UNICEF Türkiye Temsilci Yardımcısı Nona Zicherman ise bugün dünyanın birçok yerinde çocukların istismar, şiddet ve ayrımcılığa uğradığını dile getirdi.

"Türkiye, çocuk ihlalleri konusunda sorunlar yaşamakla beraber her zaman çocuklara olan yaklaşımında örnek ülkelerden bir tanesi olmuştur. Anayasasından başlamak üzere çocuk haklarına ilişkin birçok mevzuatını uluslararası standartlara uygun hale getirmiştir." diyen Zicherman, çocuk işçiliği, çocuklara karşı şiddet gibi konuların gündemde olduğunu, özellikle Türkiye'deki mülteci çocukların yaşadığı sorunların çözümüne çalışıldığını söyledi.

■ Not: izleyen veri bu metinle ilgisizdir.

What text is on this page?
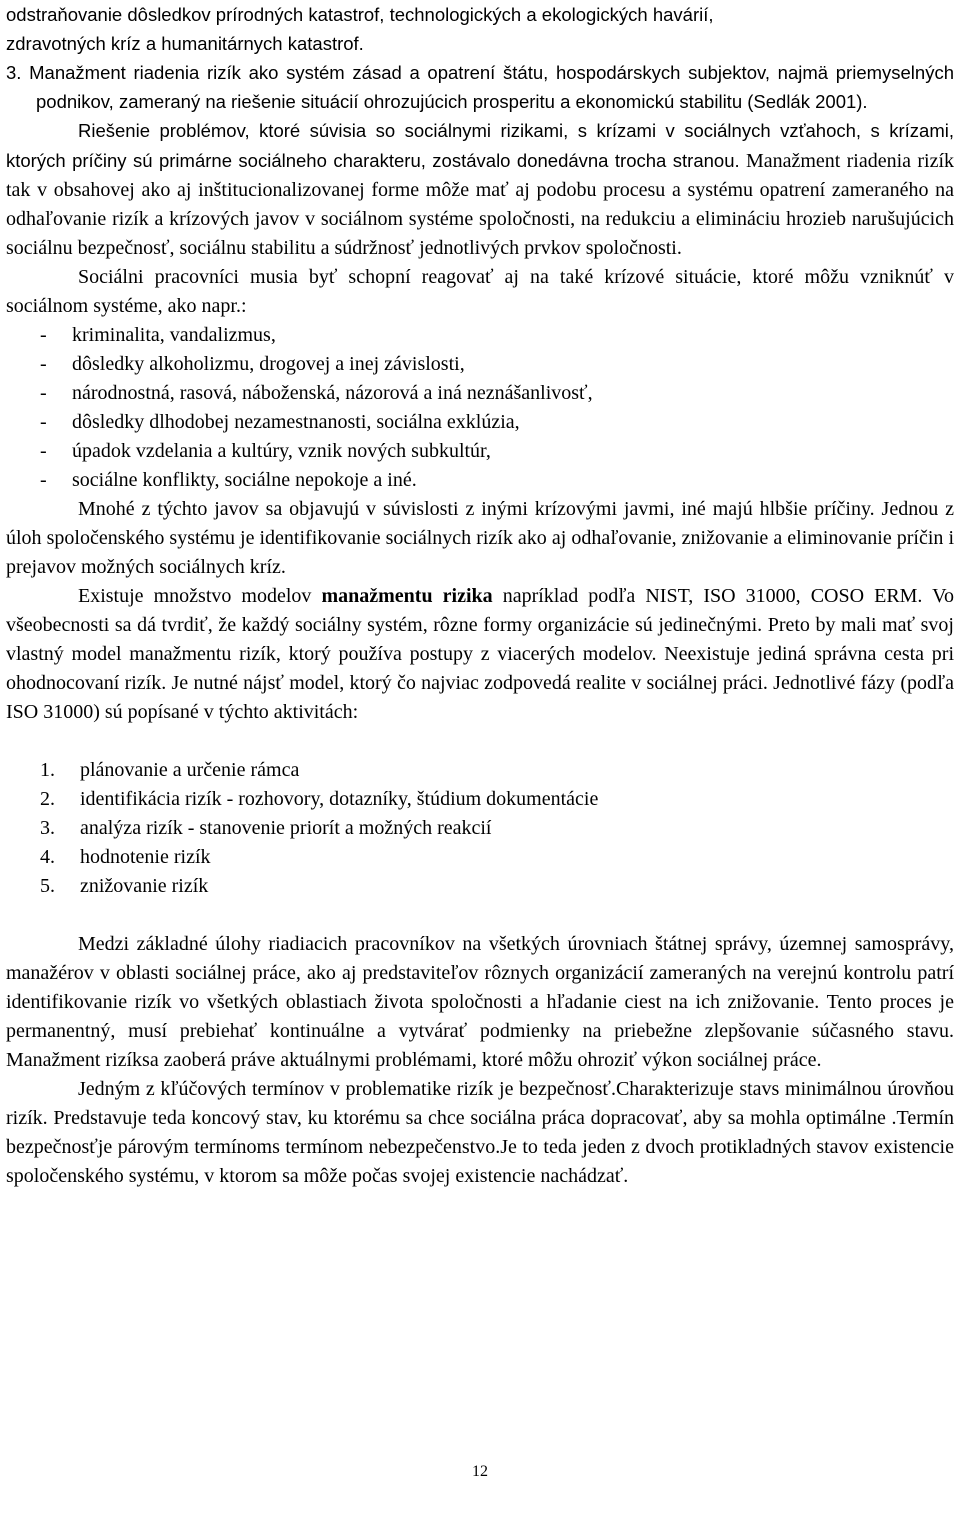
odstraňovanie dôsledkov prírodných katastrof, technologických a ekologických havárií,

zdravotných kríz a humanitárnych katastrof.

3. Manažment riadenia rizík ako systém zásad a opatrení štátu, hospodárskych subjektov, najmä priemyselných podnikov, zameraný na riešenie situácií ohrozujúcich prosperitu a ekonomickú stabilitu (Sedlák 2001).

Riešenie problémov, ktoré súvisia so sociálnymi rizikami, s krízami v sociálnych vzťahoch, s krízami, ktorých príčiny sú primárne sociálneho charakteru, zostávalo donedávna trocha stranou. Manažment riadenia rizík tak v obsahovej ako aj inštitucionalizovanej forme môže mať aj podobu procesu a systému opatrení zameraného na odhaľovanie rizík a krízových javov v sociálnom systéme spoločnosti, na redukciu a elimináciu hrozieb narušujúcich sociálnu bezpečnosť, sociálnu stabilitu a súdržnosť jednotlivých prvkov spoločnosti.

Sociálni pracovníci musia byť schopní reagovať aj na také krízové situácie, ktoré môžu vzniknúť v sociálnom systéme, ako napr.:

- kriminalita, vandalizmus,
- dôsledky alkoholizmu, drogovej a inej závislosti,
- národnostná, rasová, náboženská, názorová a iná neznášanlivosť,
- dôsledky dlhodobej nezamestnanosti, sociálna exklúzia,
- úpadok vzdelania a kultúry, vznik nových subkultúr,
- sociálne konflikty, sociálne nepokoje a iné.

Mnohé z týchto javov sa objavujú v súvislosti z inými krízovými javmi, iné majú hlbšie príčiny. Jednou z úloh spoločenského systému je identifikovanie sociálnych rizík ako aj odhaľovanie, znižovanie a eliminovanie príčin i prejavov možných sociálnych kríz.

Existuje množstvo modelov manažmentu rizika napríklad podľa NIST, ISO 31000, COSO ERM. Vo všeobecnosti sa dá tvrdiť, že každý sociálny systém, rôzne formy organizácie sú jedinečnými. Preto by mali mať svoj vlastný model manažmentu rizík, ktorý používa postupy z viacerých modelov. Neexistuje jediná správna cesta pri ohodnocovaní rizík. Je nutné nájsť model, ktorý čo najviac zodpovedá realite v sociálnej práci. Jednotlivé fázy (podľa ISO 31000) sú popísané v týchto aktivitách:

1. plánovanie a určenie rámca
2. identifikácia rizík - rozhovory, dotazníky, štúdium dokumentácie
3. analýza rizík - stanovenie priorít a možných reakcií
4. hodnotenie rizík
5. znižovanie rizík

Medzi základné úlohy riadiacich pracovníkov na všetkých úrovniach štátnej správy, územnej samosprávy, manažérov v oblasti sociálnej práce, ako aj predstaviteľov rôznych organizácií zameraných na verejnú kontrolu patrí identifikovanie rizík vo všetkých oblastiach života spoločnosti a hľadanie ciest na ich znižovanie. Tento proces je permanentný, musí prebiehať kontinuálne a vytvárať podmienky na priebežne zlepšovanie súčasného stavu. Manažment rizíksa zaoberá práve aktuálnymi problémami, ktoré môžu ohroziť výkon sociálnej práce.

Jedným z kľúčových termínov v problematike rizík je bezpečnosť.Charakterizuje stavs minimálnou úrovňou rizík. Predstavuje teda koncový stav, ku ktorému sa chce sociálna práca dopracovať, aby sa mohla optimálne .Termín bezpečnosťje párovým termínoms termínom nebezpečenstvo.Je to teda jeden z dvoch protikladných stavov existencie spoločenského systému, v ktorom sa môže počas svojej existencie nachádzať.

12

Zicherman, "KDK'nin oluşturulması, Türkiye'nin nitelikli girişimlerinden bir tanesidir. Bu kurum insan haklarının korunmasına katkı sağlarken aynı zamanda çocuk hakları konusunda da bir denetçinin atanmış olması KDK'nin bu konudaki üstlendiği rolün altını çizmektedir." diye konuştu.

KDK'nin UNICEF ile önemli çalışmalar yaptığına dikkati çeken Zicherman, iki kurumun birlikte çocuk hakları konusunda başarılı projelere imza attığını kaydetti.

Kamu Denetçisi Celile Özlem Tunçak ve UNICEF program danışmanı Sarah McCoubrey da programın çalışması hakkında bilgi verdi.

KDK uzmanlarının ve çalışanların 5 gün boyunca katılacağı eğitimde, çocuğa karşı şiddetin önlenmesi, çocuk hakları stratejisinin genel çerçevesi, çocuk haklarının KDK'nin çalışmalarına dahil edilmesi gibi konular ele alınacak.